The city's land development code distinguishes between high- and low-intensity home occupations (§20.537.4). It permits low-intensity “Type A” home occupations by right subject to use-specific standards (§20.537.5.i). It permits higher-intensity “Type B” home occupations with a discretionary use permit, subject to use-specific standards.

Use-specific standards for both types address use permissions, signs, outdoor activities, appearance, hazardous substances, noise, trucks and vehicles, and deliveries. Additional discretionary use permit standards address client or customer hours, nonresidential employees, customers/clients, and retail sales. 

Social Service Uses

The city’s land development code defines and regulates multiple residential and nonresidential social service uses. It defines three types of “community facilities”: “temporary shelter,” “social service agency,” and “community meal program” (§20-1717). And it defines “community mental health facility” (§20-1770).
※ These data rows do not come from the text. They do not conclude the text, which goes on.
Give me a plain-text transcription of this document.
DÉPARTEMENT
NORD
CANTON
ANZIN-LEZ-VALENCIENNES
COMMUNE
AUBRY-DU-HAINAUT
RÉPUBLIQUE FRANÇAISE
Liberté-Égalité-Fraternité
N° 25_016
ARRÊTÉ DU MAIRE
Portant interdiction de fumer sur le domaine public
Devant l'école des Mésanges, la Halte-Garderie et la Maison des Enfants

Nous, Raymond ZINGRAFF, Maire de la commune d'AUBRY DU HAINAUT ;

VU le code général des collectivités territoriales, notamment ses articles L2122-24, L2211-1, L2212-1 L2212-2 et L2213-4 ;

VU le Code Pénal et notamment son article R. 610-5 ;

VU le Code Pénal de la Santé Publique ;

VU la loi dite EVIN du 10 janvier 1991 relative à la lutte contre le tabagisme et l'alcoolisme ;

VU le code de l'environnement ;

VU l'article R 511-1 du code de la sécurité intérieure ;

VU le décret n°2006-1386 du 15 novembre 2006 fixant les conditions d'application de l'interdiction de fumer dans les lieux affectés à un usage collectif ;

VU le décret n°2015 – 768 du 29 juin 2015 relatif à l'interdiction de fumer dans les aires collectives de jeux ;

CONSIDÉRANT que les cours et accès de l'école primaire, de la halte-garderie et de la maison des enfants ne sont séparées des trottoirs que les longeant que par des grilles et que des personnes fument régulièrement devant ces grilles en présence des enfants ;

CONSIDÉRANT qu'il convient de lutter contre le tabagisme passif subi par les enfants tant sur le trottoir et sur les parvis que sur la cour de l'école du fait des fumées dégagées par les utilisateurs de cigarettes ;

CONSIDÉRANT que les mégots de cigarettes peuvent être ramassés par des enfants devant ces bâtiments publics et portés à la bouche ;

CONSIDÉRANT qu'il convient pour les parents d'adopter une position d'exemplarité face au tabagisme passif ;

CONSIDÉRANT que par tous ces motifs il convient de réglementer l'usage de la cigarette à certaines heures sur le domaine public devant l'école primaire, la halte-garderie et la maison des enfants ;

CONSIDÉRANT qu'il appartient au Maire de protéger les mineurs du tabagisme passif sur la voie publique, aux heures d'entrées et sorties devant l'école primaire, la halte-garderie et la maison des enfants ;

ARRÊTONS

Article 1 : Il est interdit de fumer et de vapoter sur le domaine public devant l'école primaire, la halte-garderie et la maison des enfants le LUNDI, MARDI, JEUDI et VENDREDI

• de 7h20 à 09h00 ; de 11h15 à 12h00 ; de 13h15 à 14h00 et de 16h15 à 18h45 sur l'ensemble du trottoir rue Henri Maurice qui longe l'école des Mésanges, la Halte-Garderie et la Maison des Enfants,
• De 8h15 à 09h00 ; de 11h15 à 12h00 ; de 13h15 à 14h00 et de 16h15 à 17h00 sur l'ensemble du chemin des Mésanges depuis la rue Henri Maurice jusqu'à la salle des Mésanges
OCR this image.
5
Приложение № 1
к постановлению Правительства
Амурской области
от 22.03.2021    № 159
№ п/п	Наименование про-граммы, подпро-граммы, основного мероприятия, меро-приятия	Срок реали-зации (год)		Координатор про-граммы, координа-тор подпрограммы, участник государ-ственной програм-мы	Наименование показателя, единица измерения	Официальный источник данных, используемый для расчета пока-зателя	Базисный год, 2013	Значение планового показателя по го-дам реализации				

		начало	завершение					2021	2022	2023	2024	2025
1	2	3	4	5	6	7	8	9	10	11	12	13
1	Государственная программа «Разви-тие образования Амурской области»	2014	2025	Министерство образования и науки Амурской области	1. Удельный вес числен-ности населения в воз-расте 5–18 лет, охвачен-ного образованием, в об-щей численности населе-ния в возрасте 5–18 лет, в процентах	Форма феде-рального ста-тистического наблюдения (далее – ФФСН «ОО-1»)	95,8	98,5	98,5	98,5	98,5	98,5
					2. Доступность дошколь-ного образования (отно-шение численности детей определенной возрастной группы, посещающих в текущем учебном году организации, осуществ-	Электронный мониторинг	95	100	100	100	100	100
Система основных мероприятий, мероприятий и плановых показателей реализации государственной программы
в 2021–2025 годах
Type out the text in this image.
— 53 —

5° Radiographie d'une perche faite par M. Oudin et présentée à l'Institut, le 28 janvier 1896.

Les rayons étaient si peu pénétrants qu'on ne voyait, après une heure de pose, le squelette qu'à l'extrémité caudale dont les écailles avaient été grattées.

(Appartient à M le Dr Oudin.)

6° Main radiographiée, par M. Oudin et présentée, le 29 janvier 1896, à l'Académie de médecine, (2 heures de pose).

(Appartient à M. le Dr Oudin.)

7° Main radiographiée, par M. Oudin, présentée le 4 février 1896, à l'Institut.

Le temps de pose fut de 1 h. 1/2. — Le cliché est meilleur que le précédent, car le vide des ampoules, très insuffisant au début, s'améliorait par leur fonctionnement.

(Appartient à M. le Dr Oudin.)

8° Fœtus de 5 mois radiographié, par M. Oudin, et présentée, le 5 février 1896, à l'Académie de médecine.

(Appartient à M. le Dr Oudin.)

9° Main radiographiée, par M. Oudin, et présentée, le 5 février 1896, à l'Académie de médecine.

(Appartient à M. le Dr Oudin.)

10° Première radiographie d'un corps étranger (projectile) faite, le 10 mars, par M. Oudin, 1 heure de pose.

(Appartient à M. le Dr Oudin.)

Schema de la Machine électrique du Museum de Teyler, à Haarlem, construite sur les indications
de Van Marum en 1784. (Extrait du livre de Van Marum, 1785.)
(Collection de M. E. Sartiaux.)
It permits social service agencies and community mental health facilities by right, subject to district standards (§20-402 & §20-403). It permits temporary shelters and community meal programs by right in certain districts and with a discretionary use permit in others, subject to use-specific or district standards (§20-402 & §20-403).

Use-specific standards for temporary shelters that are accessory to religious assembly uses address maximum occupancy and days of operation (§20-522). Use-specific standards for other temporary shelters address periodic review, restroom facilities, staffing, outdoor activities, management plans, and design standards (§20-544).

Student Housing

The city’s codified ordinances include regulations for student-housing-related zoning districts and uses and procedural rental restrictions.

Its zoning code defines “congregate living,” “dormitory,” and “Greek housing” (§20-1701). It permits dormitories and Greek housing by right in one residential district (§20-402). It permits congregate living in multiple districts by right, subject to use-specific standards (§20-402 & §20-403). These standards address site plan approval, limits on expansion, and trash receptacles (§20-546).

Students occupying dwelling units must satisfy the code’s district-specific unrelated occupant limits (§20-601(d)).

It establishes the Multi-Dwelling Residential—Greek Housing District to accommodate fraternities, sororities, and dormitories near the Kansas University campus (§20-205). And it establishes the Urban Conservation Overlay District to protect older residential areas from incompatible infill and redevelopment (§20-308).

The city’s residential rental property code requires landlords to register all rental dwelling units and submit to periodic inspections (§6-1301 et seq.).